If we apply the functor $U$ to $(\mathbb{N}, + , 0)$ we get the pointed set $(\mathbb{N},0)$. When we apply the functor $F$ to the pointed set $(\mathbb{N},0)$ we get a commutative monoid that’s also the free commutative monoid on the set $\mathbb{N} - \{0\} = \{1,2,3,\dots\}$. This is usually called the set of **Young diagrams**, since a typical element looks like

$3 + 2 + 2 + 2 + 1$

so it can be drawn like this:

(I’m counting the number of boxes in columns. We can also use the other convention, where we count the number of boxes in rows. That’s actually more common.)
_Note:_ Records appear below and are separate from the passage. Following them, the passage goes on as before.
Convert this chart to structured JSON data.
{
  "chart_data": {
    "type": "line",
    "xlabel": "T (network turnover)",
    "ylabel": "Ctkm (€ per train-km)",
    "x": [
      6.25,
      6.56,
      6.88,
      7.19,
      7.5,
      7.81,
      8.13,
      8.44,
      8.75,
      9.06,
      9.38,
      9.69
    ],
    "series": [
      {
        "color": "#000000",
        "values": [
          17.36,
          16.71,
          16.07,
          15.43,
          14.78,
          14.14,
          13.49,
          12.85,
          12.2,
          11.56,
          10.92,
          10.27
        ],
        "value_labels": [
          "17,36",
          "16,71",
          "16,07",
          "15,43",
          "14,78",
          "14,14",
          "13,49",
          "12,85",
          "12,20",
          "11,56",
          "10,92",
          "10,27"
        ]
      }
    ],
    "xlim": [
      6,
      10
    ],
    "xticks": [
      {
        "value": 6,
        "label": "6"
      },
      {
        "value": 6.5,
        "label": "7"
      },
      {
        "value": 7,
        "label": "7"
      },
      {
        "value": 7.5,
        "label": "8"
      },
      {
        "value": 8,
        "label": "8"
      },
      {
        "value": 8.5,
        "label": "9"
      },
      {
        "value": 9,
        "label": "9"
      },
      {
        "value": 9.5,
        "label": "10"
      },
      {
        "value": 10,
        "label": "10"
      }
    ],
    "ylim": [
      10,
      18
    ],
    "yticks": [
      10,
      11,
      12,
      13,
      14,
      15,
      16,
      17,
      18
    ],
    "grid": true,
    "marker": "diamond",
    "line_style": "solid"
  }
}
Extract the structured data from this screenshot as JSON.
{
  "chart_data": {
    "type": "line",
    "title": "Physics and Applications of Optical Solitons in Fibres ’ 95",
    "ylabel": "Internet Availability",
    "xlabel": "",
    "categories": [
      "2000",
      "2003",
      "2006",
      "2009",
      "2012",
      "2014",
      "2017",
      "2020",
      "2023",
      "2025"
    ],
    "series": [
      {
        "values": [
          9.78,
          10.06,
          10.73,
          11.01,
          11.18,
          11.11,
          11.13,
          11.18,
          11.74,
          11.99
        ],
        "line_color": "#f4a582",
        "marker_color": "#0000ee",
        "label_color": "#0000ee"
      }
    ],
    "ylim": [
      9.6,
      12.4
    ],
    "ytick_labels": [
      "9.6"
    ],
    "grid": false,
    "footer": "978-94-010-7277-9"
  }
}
Note that there is an ‘empty Young diagram’ with no boxes at all, and that’s the identity element of the free commutative monoid on $\{1,2,3,\dots\}$. But there aren’t Young diagrams with a whole bunch of 0-box columns, which is why I prefer the free commutative monoid on $\{1,2,3,\dots\}$ to the free commutative monoid on $\mathbb{N}$.

Let $(Y,+,0)$ be the commutative monoid of Young diagrams, where $0$ is the empty Young diagram — the one with no boxes at all. Applying $U$ to this we get the pointed set of Young diagrams, $(Y,0)$. Applying $F$ to that we get a commutative monoid $F(Y,0)$ that’s also the free commutative monoid on the set of *nonempty* Young diagrams.

And this commutative monoid $F(Y,0)$ is important in representation theory! The category $\mathsf{Schur}$ of Schur functors has Young diagrams as its simple objects. But a general object is a finite direct sum of simple objects. So, the set of isomorphism classes of Schur functors is naturally isomorphic to $F(Y,0)$. And they are isomorphic as commutative monoids, where we use direct sums of Schur functors to get a monoid structure.

So here is the slogan:

Take the booleans, apply the comonad $F U$ and get the commutative monoid of natural numbers.

Take the natural numbers, apply the comonad $F U$ and get the commutative monoid of Young diagrams.

Take the Young diagrams, apply the comonad $F U$ and get the commutative monoid of isomorphism classes of Schur functors.

Of course I want to do it again, but I’m not sure where the resulting structure shows up in math. Maybe some sort of categorified representation theory?

## Theo

Isn’t $\mathbb{Z}/2\mathbb{Z}$ a commutative monoid?